我们目前对温带地区木本树木芽生长季节性调控所涉及的细胞和分子机制的理解主要基于营养芽研究 (Goeckeritz & Hollender,  2021 )。在许多树木中，夏末/初秋的短日照和温度下降会导致芽停止生长。营养芽生长停止最明显的迹象是顶芽的形成，由芽顶分生组织和被保护性芽鳞包围的叶原基组成（Nitsch，  1957 年；Goffinet 和 Larson，  1981 年；Ruttink等人，  2007 年；Kayal等,  2011). 当处于休眠状态时，营养芽内的分生组织和叶原基对生长促进信号变得不敏感，生长停滞由内源信号维持；这个阶段被描述为休眠期。
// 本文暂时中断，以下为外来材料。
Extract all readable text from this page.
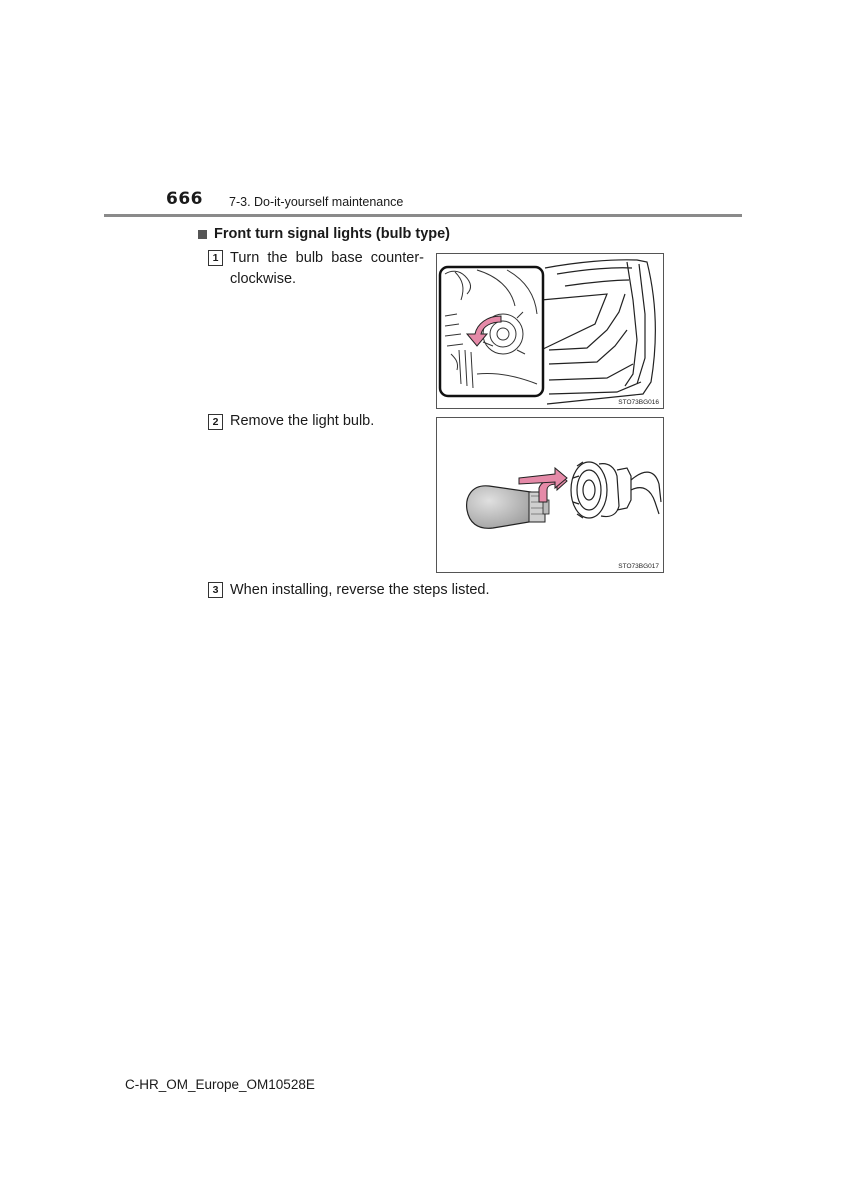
666 7-3. Do-it-yourself maintenance
Front turn signal lights (bulb type)
1 Turn the bulb base counter-clockwise.
STO73BG016
2 Remove the light bulb.
STO73BG017
3 When installing, reverse the steps listed.
C-HR_OM_Europe_OM10528E
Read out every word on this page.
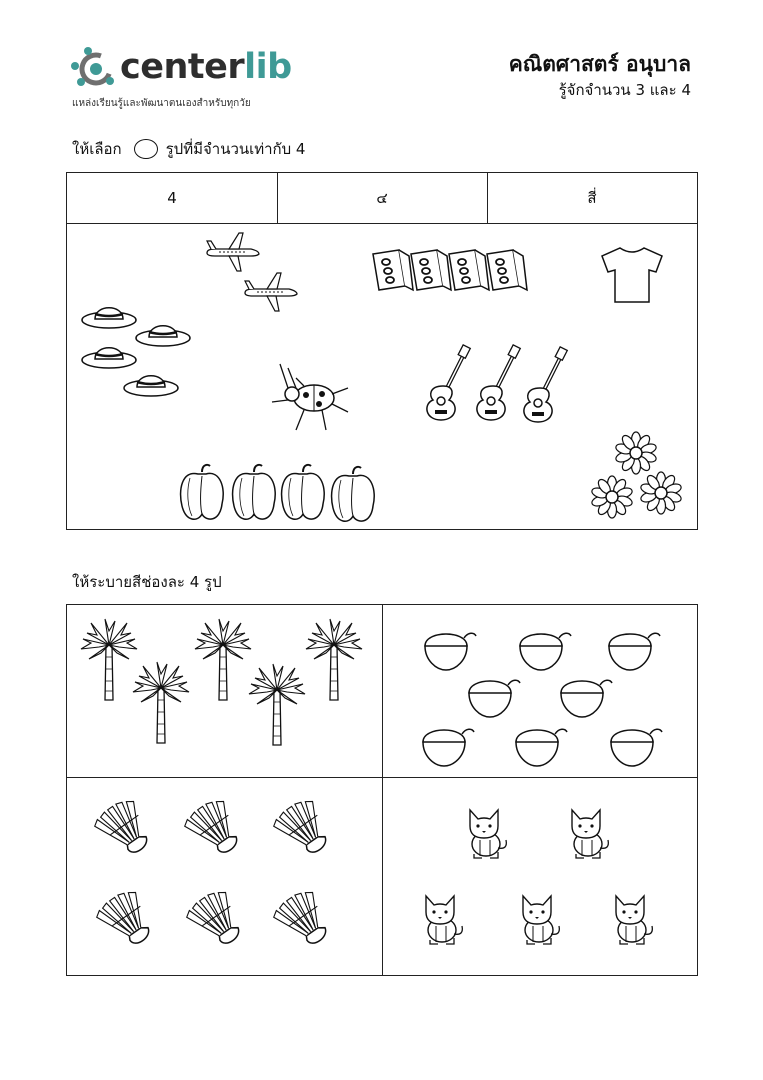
centerlib
แหล่งเรียนรู้และพัฒนาตนเองสำหรับทุกวัย
คณิตศาสตร์ อนุบาล
รู้จักจำนวน 3 และ 4
ให้เลือก	รูปที่มีจำนวนเท่ากับ 4
4	๔	สี่
ให้ระบายสีช่องละ 4 รูป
在冬季即将结束时，处于更进一步的休眠状态，称为生态休眠，生长停滞主要由低温维持（Lang等人，  1987 年；Anderson，  2015 年）。最后，休眠解除后，“温暖”的温度会促进芽的萌发。这个术语和事件的进展已经无差别地应用于具有营养和花芽（例如Prunoidae种）或混合芽（例如Pomoideae种）的蔷薇科物种。然而，哈奇和沃克 (1969 ) 和 Walker ( 1970 ) 认为桃花芽与营养芽有不同的休眠机制。在桃子中，冷却对于花生殖轮的正确分化是必不可少的。低温暴露不足可能导致生殖轮流产、低芽爆发和不均匀开花，对坐果和质量产生负面影响（Luna等人，  1991 年；Atkinson等人，  2013 年）). 在冷却期，细胞学观察表明生殖轮在芽中分化非常缓慢，但主要的发育事件，包括心皮中的胚珠形成和花药中的小孢子发生和花粉成熟，发生在冷却期结束时。因此，小孢子发生的开始被认为是寒冷需求 (CR) 满足的良好细胞学指标（Reinoso等人，  2002 年；Julian等人，  2011 年；Ríos等人，  2013 年）). 然而，尽管有这些解剖学观察，生理学和分子学研究仍将桃花蕾视为休眠芽（参见 Goeckeritz & Hollender，  2021中的参考资料）。

芽休眠受激素、转录、表观遗传和生理变化的调节（综述于 Singh等人，  2017 年）。脱落酸 (ABA) 浓度在深度内休眠期间最高，生态休眠响应寒冷而降低，其趋势与赤霉素 (GAs) 相反，而细胞分裂素 (CK) 作为休眠调节剂的作用似乎是记录较少。到目前为止，在遗传水平上，一组六个串联重复的 MADS-box 基因家族转录因子，命名为 DORMANCY ASSOCIATED MADS-box 基因 (DAM1-6)，在桃基因组中被鉴定为休眠的潜在标记。 Bielenberg等人，  2008 年）。首先，DAM 基因在不断增长的( evg ) 桃突变体。evg性状在遗传上是可遗传的，并且分离为单个隐性基因（Rodriguez等人，  1994）。然后evg基因座被识别并映射到 132 kb 的基因组区域，该区域被证明在六个聚类 MADS-box 基因中的四个中被部分删除。在 e vg中，DAM1–DAM4 被物理删除，DAM5 和 DAM6 的表达水平降低（Bielenberg等人，  2004 年，2008 年）)，而在野生型桃中，DAM1、4、5 和 6 转录本在休眠释放后的花蕾中下调，并在具有不同 CR 的品种中差异表达 (Leida et al .,  2010 , 2012 )。低温被提议通过将冷依赖性 C 重复结合因子 (CBF) 直接结合到 DAM 启动子来激活 DAM 转录以诱导休眠（Saito等人，  2015 年；Niu等人，  2016 年；Zhao等人，  2018 年）。DAM 基因也在其他物种中得到鉴定，例如杨树（Ruttink等人，  2007 年）、覆盆子（Mazzitelli等人，  2007 年）和多叶大戟（Horvath等人，  2008 年）。桃的六个 DAM 基因可能起源于与拟南芥的开花过渡调节剂短营养期 (SVP) 相关的祖先，这是一种通过直接抑制 FLOWERING LOCUS T (FT) 来抑制开花的转录抑制因子（Jiménez等人，  2009 年）。在杂交白杨中，SVP 在营养芽中被描述为芽休眠的主要调节因子之一（Singh等人，  2018 年，2019 年），但 SVP 和 DAM 基因在蔷薇科中的功能作用仍有待阐明。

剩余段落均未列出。